The city of Fort Worth has been encouraging its employees to ride their bikes to work as part of the city's Wellness Program for several years now. But in an Informal Report to the city council, city manager Tom Higgins says the lack of shower facilities at City Hall has "hindered" more people from both.

Shower facilities have long been talked about but have never come to fruition, according to the city's wellness program director Vicki Tieszen.

However, that is changing.

City staff are already working to install five showers, all private stalls, in an area of the lower level of city hall known as "the tunnel," where the Office of Emergency Management was once located. There will be two men's showers, two women's and one for ADA employees.

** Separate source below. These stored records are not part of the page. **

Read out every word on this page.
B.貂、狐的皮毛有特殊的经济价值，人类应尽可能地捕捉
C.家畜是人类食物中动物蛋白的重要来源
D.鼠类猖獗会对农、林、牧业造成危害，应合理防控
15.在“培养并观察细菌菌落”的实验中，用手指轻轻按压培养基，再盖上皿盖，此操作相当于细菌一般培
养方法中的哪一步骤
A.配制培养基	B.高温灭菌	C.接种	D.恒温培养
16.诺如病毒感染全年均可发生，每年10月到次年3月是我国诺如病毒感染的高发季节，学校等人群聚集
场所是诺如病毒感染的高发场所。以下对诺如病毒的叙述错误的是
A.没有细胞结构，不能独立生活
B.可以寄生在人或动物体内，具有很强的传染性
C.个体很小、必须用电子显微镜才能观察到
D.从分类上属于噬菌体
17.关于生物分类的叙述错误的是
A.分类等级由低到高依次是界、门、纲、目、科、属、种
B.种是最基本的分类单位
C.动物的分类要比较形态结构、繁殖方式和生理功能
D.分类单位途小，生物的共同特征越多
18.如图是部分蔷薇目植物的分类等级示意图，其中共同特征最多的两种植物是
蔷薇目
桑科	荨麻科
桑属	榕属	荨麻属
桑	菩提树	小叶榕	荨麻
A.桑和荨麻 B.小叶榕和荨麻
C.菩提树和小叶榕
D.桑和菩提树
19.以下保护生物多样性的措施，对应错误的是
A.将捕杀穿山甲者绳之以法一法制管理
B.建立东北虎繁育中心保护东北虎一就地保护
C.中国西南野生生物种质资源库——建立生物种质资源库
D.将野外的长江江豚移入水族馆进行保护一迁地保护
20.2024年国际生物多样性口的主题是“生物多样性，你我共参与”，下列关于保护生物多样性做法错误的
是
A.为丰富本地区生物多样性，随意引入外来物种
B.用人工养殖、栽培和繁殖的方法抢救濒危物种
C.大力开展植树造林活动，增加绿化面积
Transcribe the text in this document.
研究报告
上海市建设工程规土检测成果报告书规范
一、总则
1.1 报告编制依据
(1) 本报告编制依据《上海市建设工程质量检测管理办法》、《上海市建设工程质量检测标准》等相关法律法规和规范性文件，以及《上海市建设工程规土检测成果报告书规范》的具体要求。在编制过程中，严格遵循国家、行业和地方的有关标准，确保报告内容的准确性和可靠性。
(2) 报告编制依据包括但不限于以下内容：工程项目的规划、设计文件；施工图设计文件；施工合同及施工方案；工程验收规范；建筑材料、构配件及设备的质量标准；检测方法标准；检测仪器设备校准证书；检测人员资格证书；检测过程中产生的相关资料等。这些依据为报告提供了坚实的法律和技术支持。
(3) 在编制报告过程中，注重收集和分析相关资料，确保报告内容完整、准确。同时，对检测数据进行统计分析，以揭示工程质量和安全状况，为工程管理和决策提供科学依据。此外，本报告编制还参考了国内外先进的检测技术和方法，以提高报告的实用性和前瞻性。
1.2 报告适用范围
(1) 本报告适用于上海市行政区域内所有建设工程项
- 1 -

City staff and the city council believe that by adding the shower facilities, more employees will take part in various forms of physical activity either on their way to work or during their lunch breaks.

"I think more people would be physically active at work if we did that," Tieszen said.

The showers will cost the city less than $50,000, though their installation will delay the replacement of an air conditioning unit at the Animal Care and Control Center until next year. While showers may sound like a luxury in tight financial times, Fort Worth City Councilman Joel Burns said it is worth it because if more employees are physically fit the city will spend less on healthcare costs.

The money we're spending on the showers here at city hall is a drop in the bucket with what we spend on sick employees and taking care of their healthcare," Burns said.

The city has long asked its employees and other employers in the downtown area to promote healthy living habits, such as cycling to work, in an effort to ease congestion and pollution. City staff has responded significantly well, with 56-percent of employees involved in the Wellness Program in some form. That number is more than twice the national average and up from 34-percent in 2002. But city staff believes those numbers can improve even more with somewhere to clean-up.

"That's probably what hinders it most," Tieszen said. "I'm hoping with showers we'd encourage more people to ride their bikes."

"And, we like to have a professional city hall," Burns said. "And we like for our employees not to smell or be sweaty and it's great to now have this resource for them so they can clean up, get back to work and be healthier employees for the city of Fort Worth."

The city council will hear the informal report during its pre-council agenda on Tuesday, but Burns does not expect any objections.

The shower project should be completed by the end of January.